Mobil ini sudah terbiasa sakit

Kembali pada masalah mobil, dan mobil ku sayang. Mobil ini sepertinya sudah terbiasa sakit, bahkan sepertinya sudah sangat menikmati rasa sakit itu. kecenderungannya, saat ini bukan hanya telah mampu menikmati rasa sakit itu, namun telah menganggap bahwa sakit itu adalah bagian dari dirinya.

Dahulu kala, ketika hama penyakit, borok dan pengganggu dari luar datang untuk yang pertama kali dan kedua kalinya, mobil itu meronta dan berusaha melepaskan diri. Dia menganggap bahwa semua penyakit itu aadalah ancaman. Dia berteriak ke kanan dan kekiri untuk mencari dan meminta bantuan. Sampai dengan penyakit itu pergipun, rasa sakit dan penderitaan itu masih membekas di dalam hati mobil ini. Sampai ada niat untuk memberontak dan memboikot saja para penyakit itu agar tidak berani lagi mendekatinya. Sungguh suatu semangat yang luar biasa dan meledak-ledak. Semangat yang mampu mempengaruhi sekitarnya, karena memang itu sangat berarti bagi kelangsungan hidup mobil itu kedepannya.

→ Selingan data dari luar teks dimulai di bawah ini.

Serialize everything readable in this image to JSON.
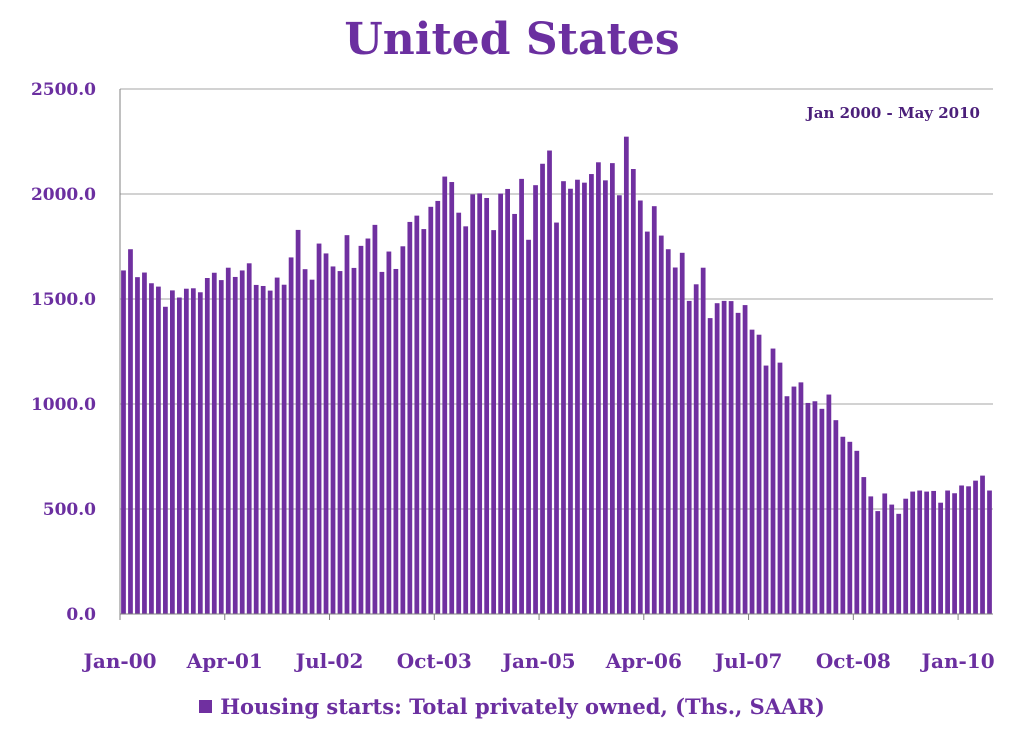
{
  "chart_data": {
    "type": "bar",
    "title": "United States",
    "annotation": "Jan 2000 - May 2010",
    "xlabel": "",
    "ylabel": "",
    "ylim": [
      0,
      2500
    ],
    "y_ticks": [
      "0.0",
      "500.0",
      "1000.0",
      "1500.0",
      "2000.0",
      "2500.0"
    ],
    "x_tick_labels": [
      "Jan-00",
      "Apr-01",
      "Jul-02",
      "Oct-03",
      "Jan-05",
      "Apr-06",
      "Jul-07",
      "Oct-08",
      "Jan-10"
    ],
    "x_tick_interval_months": 15,
    "start_month": "2000-01",
    "grid": true,
    "legend_position": "bottom",
    "colors": {
      "bar": "#7030a0",
      "text": "#6b2fa0",
      "grid": "#a6a6a6"
    },
    "series": [
      {
        "name": "Housing starts: Total privately owned, (Ths., SAAR)",
        "values": [
          1636,
          1737,
          1604,
          1626,
          1575,
          1559,
          1463,
          1541,
          1507,
          1549,
          1551,
          1532,
          1600,
          1625,
          1590,
          1649,
          1605,
          1636,
          1670,
          1567,
          1562,
          1540,
          1602,
          1568,
          1698,
          1829,
          1642,
          1592,
          1764,
          1717,
          1655,
          1633,
          1804,
          1648,
          1753,
          1788,
          1853,
          1629,
          1726,
          1643,
          1751,
          1867,
          1897,
          1833,
          1939,
          1967,
          2083,
          2057,
          1911,
          1846,
          1998,
          2003,
          1981,
          1828,
          2002,
          2024,
          1905,
          2072,
          1782,
          2042,
          2144,
          2207,
          1864,
          2061,
          2025,
          2068,
          2054,
          2095,
          2151,
          2065,
          2147,
          1994,
          2273,
          2119,
          1969,
          1821,
          1942,
          1802,
          1737,
          1650,
          1720,
          1491,
          1570,
          1649,
          1409,
          1480,
          1491,
          1490,
          1434,
          1471,
          1354,
          1330,
          1183,
          1264,
          1197,
          1037,
          1083,
          1103,
          1005,
          1013,
          977,
          1045,
          923,
          844,
          820,
          777,
          652,
          560,
          490,
          574,
          521,
          477,
          549,
          583,
          588,
          583,
          586,
          530,
          588,
          575,
          612,
          608,
          635,
          659,
          588
        ]
      }
    ]
  }
}
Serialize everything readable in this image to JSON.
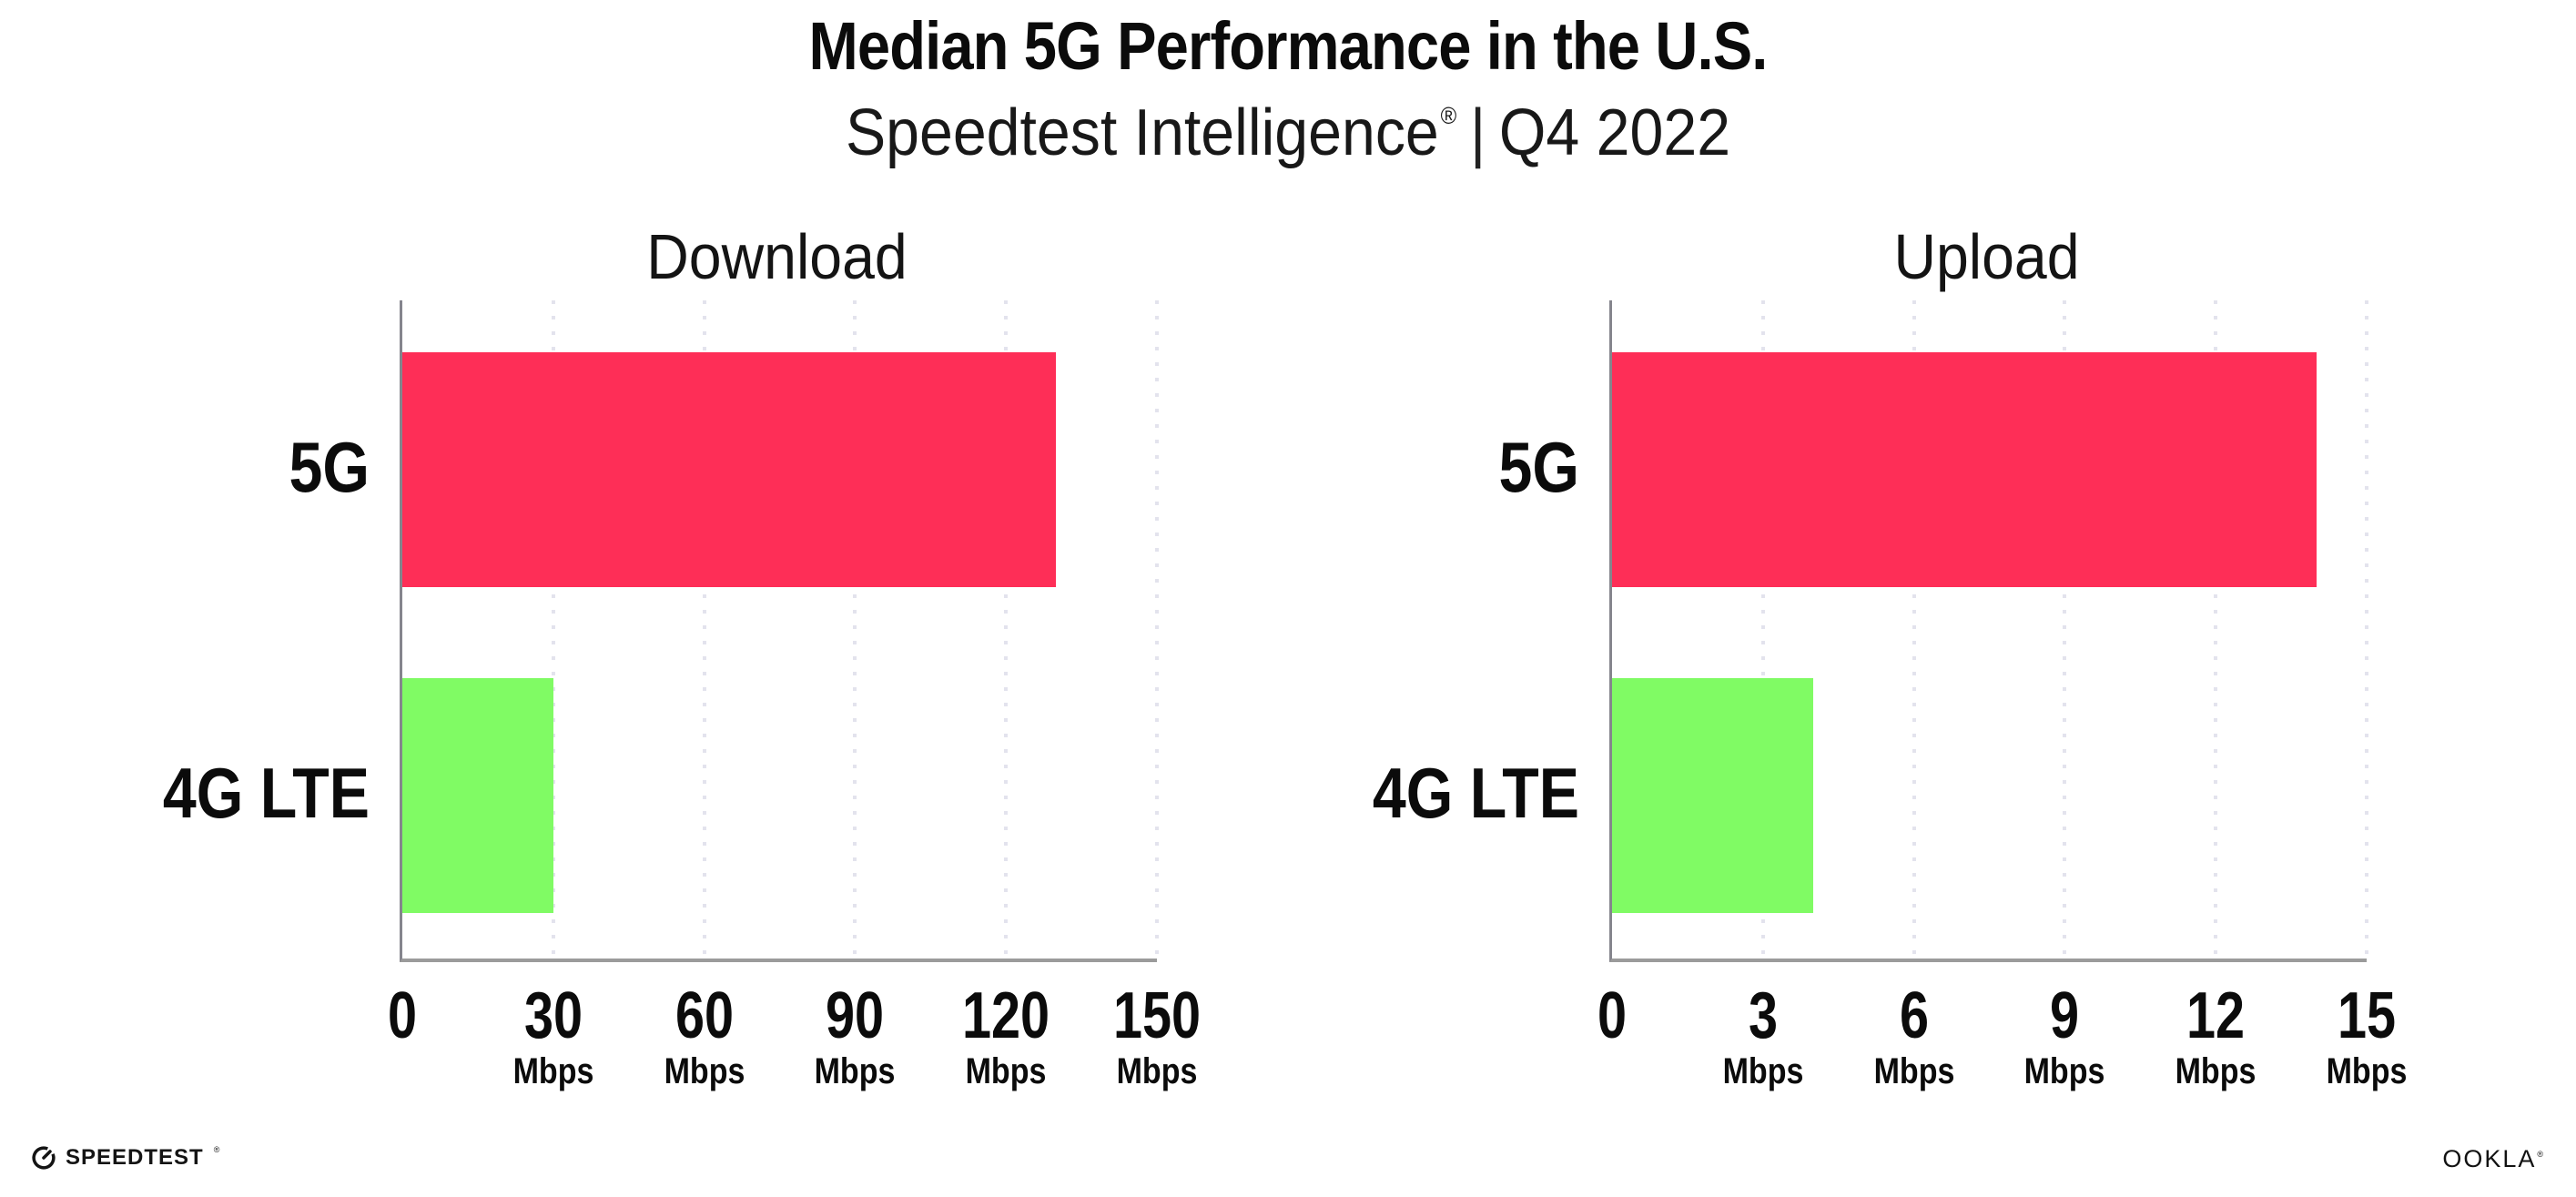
{
  "header": {
    "title": "Median 5G Performance in the U.S.",
    "subtitle": {
      "product": "Speedtest Intelligence",
      "registered_mark": "®",
      "separator": "|",
      "period": "Q4 2022"
    }
  },
  "chart_data": [
    {
      "type": "bar",
      "orientation": "horizontal",
      "title": "Download",
      "categories": [
        "5G",
        "4G LTE"
      ],
      "values": [
        130,
        30
      ],
      "unit": "Mbps",
      "xlim": [
        0,
        150
      ],
      "xticks": [
        0,
        30,
        60,
        90,
        120,
        150
      ],
      "grid": "vertical-dotted",
      "legend": "none",
      "bar_colors": [
        "#FE2E57",
        "#80FB64"
      ]
    },
    {
      "type": "bar",
      "orientation": "horizontal",
      "title": "Upload",
      "categories": [
        "5G",
        "4G LTE"
      ],
      "values": [
        14,
        4
      ],
      "unit": "Mbps",
      "xlim": [
        0,
        15
      ],
      "xticks": [
        0,
        3,
        6,
        9,
        12,
        15
      ],
      "grid": "vertical-dotted",
      "legend": "none",
      "bar_colors": [
        "#FE2E57",
        "#80FB64"
      ]
    }
  ],
  "footer": {
    "speedtest_logo_text": "SPEEDTEST",
    "speedtest_registered_mark": "®",
    "ookla_logo_text": "OOKLA",
    "ookla_registered_mark": "®"
  },
  "colors": {
    "bar_5g": "#FE2E57",
    "bar_4g_lte": "#80FB64",
    "axis_line": "#9B9B9B",
    "gridline": "#E3E3ED",
    "text": "#0B0B0B"
  }
}
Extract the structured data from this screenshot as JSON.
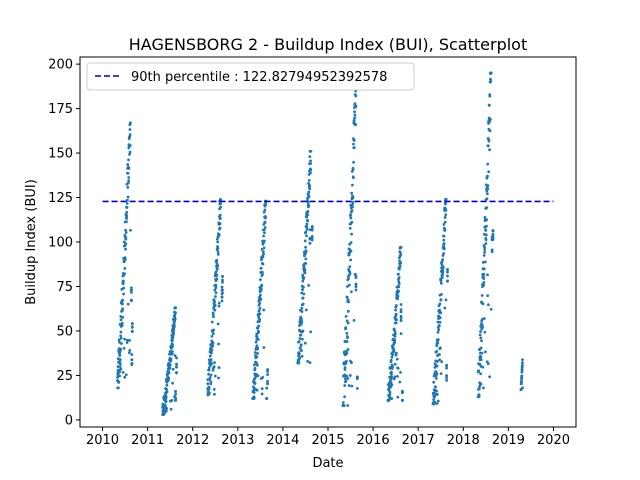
{
  "chart_data": {
    "type": "scatter",
    "title": "HAGENSBORG 2 - Buildup Index (BUI), Scatterplot",
    "xlabel": "Date",
    "ylabel": "Buildup Index (BUI)",
    "xlim": [
      2009.5,
      2020.5
    ],
    "ylim": [
      -4,
      204
    ],
    "x_ticks": [
      "2010",
      "2011",
      "2012",
      "2013",
      "2014",
      "2015",
      "2016",
      "2017",
      "2018",
      "2019",
      "2020"
    ],
    "y_ticks": [
      "0",
      "25",
      "50",
      "75",
      "100",
      "125",
      "150",
      "175",
      "200"
    ],
    "grid": false,
    "legend_position": "upper-left",
    "reference_line": {
      "label": "90th percentile : 122.82794952392578",
      "y": 122.82794952392578,
      "x_range": [
        2010.0,
        2020.0
      ],
      "color": "#0000cc",
      "style": "dashed"
    },
    "series": [
      {
        "color": "#1f77b4",
        "seasons": [
          {
            "start": 2010.33,
            "end": 2010.66,
            "min": 18,
            "peak": 167,
            "end_val": 52,
            "tail": [
              [
                2010.64,
                70
              ],
              [
                2010.65,
                32
              ],
              [
                2010.66,
                52
              ]
            ]
          },
          {
            "start": 2011.33,
            "end": 2011.66,
            "min": 3,
            "peak": 63,
            "end_val": 25,
            "tail": [
              [
                2011.55,
                40
              ],
              [
                2011.62,
                12
              ],
              [
                2011.64,
                30
              ]
            ]
          },
          {
            "start": 2012.33,
            "end": 2012.66,
            "min": 14,
            "peak": 124,
            "end_val": 72,
            "tail": [
              [
                2012.65,
                70
              ],
              [
                2012.66,
                76
              ]
            ]
          },
          {
            "start": 2013.33,
            "end": 2013.66,
            "min": 12,
            "peak": 123,
            "end_val": 20,
            "tail": [
              [
                2013.64,
                15
              ],
              [
                2013.66,
                25
              ]
            ]
          },
          {
            "start": 2014.33,
            "end": 2014.66,
            "min": 32,
            "peak": 151,
            "end_val": 100,
            "tail": [
              [
                2014.6,
                103
              ],
              [
                2014.65,
                105
              ]
            ]
          },
          {
            "start": 2015.33,
            "end": 2015.66,
            "min": 8,
            "peak": 185,
            "end_val": 40,
            "tail": [
              [
                2015.62,
                77
              ],
              [
                2015.65,
                20
              ]
            ]
          },
          {
            "start": 2016.33,
            "end": 2016.66,
            "min": 11,
            "peak": 97,
            "end_val": 30,
            "tail": [
              [
                2016.62,
                60
              ],
              [
                2016.65,
                12
              ]
            ]
          },
          {
            "start": 2017.33,
            "end": 2017.66,
            "min": 9,
            "peak": 124,
            "end_val": 60,
            "tail": [
              [
                2017.63,
                26
              ],
              [
                2017.65,
                82
              ]
            ]
          },
          {
            "start": 2018.33,
            "end": 2018.66,
            "min": 13,
            "peak": 195,
            "end_val": 100,
            "tail": [
              [
                2018.64,
                98
              ],
              [
                2018.66,
                103
              ]
            ]
          },
          {
            "start": 2019.28,
            "end": 2019.32,
            "min": 17,
            "peak": 34,
            "end_val": 22,
            "tail": []
          }
        ]
      }
    ]
  }
}
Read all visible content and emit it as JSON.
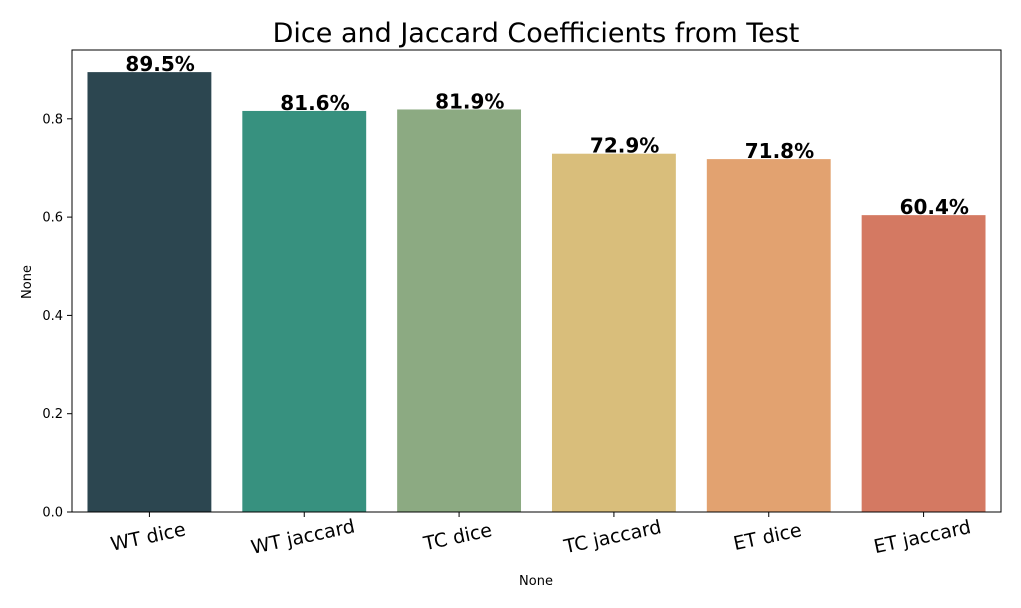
{
  "chart_data": {
    "type": "bar",
    "title": "Dice and Jaccard Coefficients from Test",
    "xlabel": "None",
    "ylabel": "None",
    "categories": [
      "WT dice",
      "WT jaccard",
      "TC dice",
      "TC jaccard",
      "ET dice",
      "ET jaccard"
    ],
    "values": [
      0.895,
      0.816,
      0.819,
      0.729,
      0.718,
      0.604
    ],
    "value_labels": [
      "89.5%",
      "81.6%",
      "81.9%",
      "72.9%",
      "71.8%",
      "60.4%"
    ],
    "colors": [
      "#2c4650",
      "#37917f",
      "#8caa82",
      "#d9be7b",
      "#e2a270",
      "#d47962"
    ],
    "yticks": [
      0.0,
      0.2,
      0.4,
      0.6,
      0.8
    ],
    "ytick_labels": [
      "0.0",
      "0.2",
      "0.4",
      "0.6",
      "0.8"
    ],
    "ylim": [
      0,
      0.94
    ],
    "grid": false,
    "legend": "none"
  }
}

Setelah wabah penyakit yang pertama berlalu, kondisi mobil ini membaik dan semakin stabil. Diapun mulai beraktivitas seperti sedia kala. Dia juga mulai merancang dan menyusun rencana-rencana perjalanan jauh menaklukkan dunia. Jiwa mudanya kembali berkobar dan membara.

Namun malang tak dapat ditolak, dan untung tak dapat di raih. Beberapa waktu terakhir ini, si mobil ini mengalami penyakit yang beruntun. Memang tidak bersamaan, tetapi beruntun dan tanpa henti. Sembuh penyakit yang satu, maka muncul penyakit yang lain. Baru beberapa hari sembuh, penyakit lain sudah membayangi. Sungguh malang nasib mobil ini belakangan ini.

Setelah runtutan penyakit ini menghilang, seakan muncul ketidakpercayaan diri terhadap jiwa mobil ini. Pernah muncul satu opsi, apakah perlu kita ruwat/mandi kembangkan sang supir karena mobilnya selalu bermasalah ??? atau dia perlu membuang kolornya ke pantai selatan agar semua kesialan ini berlalu dan selesai??? Entahlah….tak ada yang punya solusi pasti untuk 6 penyakit yang beruntun menimpa mobil ini.

Yang terbaru dan aku yakin bukan yang terakhir, adalah kambuhnya penyakit lama mobil ini. Penyakit yang gejalanya muncul pada saat penyakit pertama menyerang, rupanya kembali lagi mendatangi tubuh mobil ini. Penyakit yang datang dari lingkungan dekat si mobil yang memberikan efek merasa terintimidasi dan dipaksa untuk bergerak. Mobil ini merasa ada yang berusaha menggerakkan dia, padahal sebenarnya dia tidak ingin bergerak demikian. Penyakit yang datang pelan-pelan, tidak berbau/seolah-olah menyamarkan bau, dan datang dengan santun. Sayangnya, saat ini si mobil tidak begitu merasakan bahwa dia sedang dalam ancaman suatu penyakit. Mungkin karena terlalu sering terjangkit penyakit, maka rasa peka itu semakin berkurang. Karenanya, dia tak lagi merasakan ini sebagai ancaman yang berbahaya. Parahnya, saat ini, ketika penyakit itu mengarahkannya untuk bergerak kekanan, dia justru menganggap bahwa dia memang seharusnya kekanan. Ketika penyakit itu mengarahkannya ke sungai, maka dia menganggap bahwa memang dia seharusnya ke sungai. Saat penyakit menggerakkannya ke gedung, maka dia menganggap bahwa memang seharusnya dia kegedung.

Bagaimana nasibnya mobil ini kedepan??? Entahlah…semakin tidak ada kejelasan dan samar-samar.